Since our data suggested that the antibody response and in particular the responses to the V1/V2 loop of the gp120 was higher in the ALVAC-SIV/gp120 group, we developed a functional assay to investigate the ability of sera of the immunized macaque to inhibit SIV_mac251 infection in vitro.

The V2 has been shown to interact with the integrin α₄β₇ that is expressed on the surface of activated CD4⁺ T cells (37). Even though blocking α₄β₇ does not inhibit infection, overexpression of α₄β₇ has been demonstrated to increase viral infectivity in standard infectivity assays, possibly by favoring clustering of CD4 and CCR5 on the cell surface (46).

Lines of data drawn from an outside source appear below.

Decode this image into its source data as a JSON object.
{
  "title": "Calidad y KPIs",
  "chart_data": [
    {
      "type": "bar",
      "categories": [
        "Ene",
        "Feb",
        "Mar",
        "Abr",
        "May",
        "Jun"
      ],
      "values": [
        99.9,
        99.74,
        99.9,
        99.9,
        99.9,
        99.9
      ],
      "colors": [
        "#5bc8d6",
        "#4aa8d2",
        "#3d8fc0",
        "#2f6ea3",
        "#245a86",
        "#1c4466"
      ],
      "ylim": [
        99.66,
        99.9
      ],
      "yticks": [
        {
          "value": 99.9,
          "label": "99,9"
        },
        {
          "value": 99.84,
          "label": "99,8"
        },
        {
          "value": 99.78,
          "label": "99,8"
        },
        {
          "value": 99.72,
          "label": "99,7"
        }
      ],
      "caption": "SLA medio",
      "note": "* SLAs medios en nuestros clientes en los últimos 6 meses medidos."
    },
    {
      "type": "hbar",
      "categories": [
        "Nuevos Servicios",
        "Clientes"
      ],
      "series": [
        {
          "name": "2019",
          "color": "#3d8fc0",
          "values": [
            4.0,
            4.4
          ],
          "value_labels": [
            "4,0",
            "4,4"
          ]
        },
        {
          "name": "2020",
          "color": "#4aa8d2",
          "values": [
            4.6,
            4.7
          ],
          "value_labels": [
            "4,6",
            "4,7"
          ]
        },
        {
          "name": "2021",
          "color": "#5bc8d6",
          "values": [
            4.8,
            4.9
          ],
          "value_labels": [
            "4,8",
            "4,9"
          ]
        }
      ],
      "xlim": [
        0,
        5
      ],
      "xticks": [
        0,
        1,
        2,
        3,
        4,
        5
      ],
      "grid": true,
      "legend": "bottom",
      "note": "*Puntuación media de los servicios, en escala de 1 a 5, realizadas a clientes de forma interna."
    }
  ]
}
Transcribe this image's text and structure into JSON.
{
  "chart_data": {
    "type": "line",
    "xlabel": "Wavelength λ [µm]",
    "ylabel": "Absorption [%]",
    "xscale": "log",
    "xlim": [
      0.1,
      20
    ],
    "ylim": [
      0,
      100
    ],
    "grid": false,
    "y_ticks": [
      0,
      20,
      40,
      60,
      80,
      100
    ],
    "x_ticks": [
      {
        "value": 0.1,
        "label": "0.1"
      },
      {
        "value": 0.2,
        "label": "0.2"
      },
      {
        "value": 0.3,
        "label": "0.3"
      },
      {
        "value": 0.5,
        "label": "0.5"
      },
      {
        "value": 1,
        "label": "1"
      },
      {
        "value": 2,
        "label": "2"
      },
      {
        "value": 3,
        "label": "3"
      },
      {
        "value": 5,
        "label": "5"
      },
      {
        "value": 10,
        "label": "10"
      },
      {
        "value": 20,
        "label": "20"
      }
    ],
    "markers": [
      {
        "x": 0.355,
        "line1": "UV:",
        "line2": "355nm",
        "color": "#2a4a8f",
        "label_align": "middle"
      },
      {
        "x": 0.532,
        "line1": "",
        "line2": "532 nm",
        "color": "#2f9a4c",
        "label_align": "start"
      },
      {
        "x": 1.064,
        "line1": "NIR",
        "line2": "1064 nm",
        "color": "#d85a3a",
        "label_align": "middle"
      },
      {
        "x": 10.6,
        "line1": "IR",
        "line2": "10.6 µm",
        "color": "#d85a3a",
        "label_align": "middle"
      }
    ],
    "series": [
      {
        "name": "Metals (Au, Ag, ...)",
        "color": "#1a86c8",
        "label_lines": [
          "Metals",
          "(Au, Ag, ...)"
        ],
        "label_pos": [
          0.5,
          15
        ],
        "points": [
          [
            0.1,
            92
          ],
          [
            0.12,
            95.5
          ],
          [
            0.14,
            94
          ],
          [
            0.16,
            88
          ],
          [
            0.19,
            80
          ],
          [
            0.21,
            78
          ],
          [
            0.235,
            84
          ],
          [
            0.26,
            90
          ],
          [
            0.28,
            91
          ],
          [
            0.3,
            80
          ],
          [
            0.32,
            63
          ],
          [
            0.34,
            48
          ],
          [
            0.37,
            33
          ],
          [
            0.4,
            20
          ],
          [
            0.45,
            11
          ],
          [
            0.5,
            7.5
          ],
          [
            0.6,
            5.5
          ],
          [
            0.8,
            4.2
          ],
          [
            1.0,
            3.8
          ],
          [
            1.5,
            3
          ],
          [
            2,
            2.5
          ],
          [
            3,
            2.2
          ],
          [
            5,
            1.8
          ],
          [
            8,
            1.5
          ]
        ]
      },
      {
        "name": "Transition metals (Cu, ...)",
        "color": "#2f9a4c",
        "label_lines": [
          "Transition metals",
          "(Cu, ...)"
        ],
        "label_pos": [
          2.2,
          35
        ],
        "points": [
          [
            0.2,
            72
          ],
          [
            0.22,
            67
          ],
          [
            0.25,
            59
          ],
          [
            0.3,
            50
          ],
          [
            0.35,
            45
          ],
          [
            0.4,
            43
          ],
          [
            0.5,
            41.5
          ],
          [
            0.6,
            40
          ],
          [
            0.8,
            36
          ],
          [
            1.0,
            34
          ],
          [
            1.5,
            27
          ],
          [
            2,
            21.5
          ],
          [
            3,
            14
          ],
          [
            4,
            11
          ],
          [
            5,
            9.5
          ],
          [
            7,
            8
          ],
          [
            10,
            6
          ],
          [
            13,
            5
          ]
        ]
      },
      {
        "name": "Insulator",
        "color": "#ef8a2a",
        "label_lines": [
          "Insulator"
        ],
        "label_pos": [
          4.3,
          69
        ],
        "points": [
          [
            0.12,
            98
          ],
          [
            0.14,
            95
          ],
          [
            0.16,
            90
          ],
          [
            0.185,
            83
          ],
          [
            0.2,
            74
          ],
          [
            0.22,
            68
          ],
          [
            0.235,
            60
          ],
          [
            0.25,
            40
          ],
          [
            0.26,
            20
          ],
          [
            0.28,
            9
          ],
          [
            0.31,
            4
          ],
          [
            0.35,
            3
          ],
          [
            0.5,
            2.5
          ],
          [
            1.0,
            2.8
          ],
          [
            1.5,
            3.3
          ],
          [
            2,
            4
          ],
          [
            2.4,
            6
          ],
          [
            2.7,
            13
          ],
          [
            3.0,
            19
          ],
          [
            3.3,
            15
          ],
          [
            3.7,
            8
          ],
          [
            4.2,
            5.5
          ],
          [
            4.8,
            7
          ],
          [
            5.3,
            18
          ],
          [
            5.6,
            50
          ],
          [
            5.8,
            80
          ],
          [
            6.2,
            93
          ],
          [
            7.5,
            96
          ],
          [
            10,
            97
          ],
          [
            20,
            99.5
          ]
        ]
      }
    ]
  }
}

We tested whether the preimmune and immune sera of vaccinated macaques decreased SIV_mac251 infection in cells, whereby α₄β₇ expression was enhanced by retinoic acid (RA) treatment. Activated (CD8⁺-T-cell-depleted) PBMCs, cultured in the presence of RA, had an upregulation of α₄β₇ expression but similar levels of CCR5 expression (Fig. 5G). Sera from animals before and after vaccination were mixed with serial dilutions of SIV_mac251, added to activated cells, and cultured for 10 days. TCID₅₀ titers were then measured as the amount of virus necessary to infect 50% of the cells in the presence of sera. Interestingly, sera from ALVAC/SIVgp120 animals reduced SIV_mac251 infectivity better in RA-treated cells than the sera of gp120-vaccinated animals (P = 0.0027) (Fig. 5H). This trend was also seen in cells not treated with RA, but the difference did not reach statistical significance (P = 0.13) (Fig. 5I). The sera of the gp120-immunized macaques did not affect SIV_mac251 infectivity in RA-treated or untreated cells (Fig. 5H and I).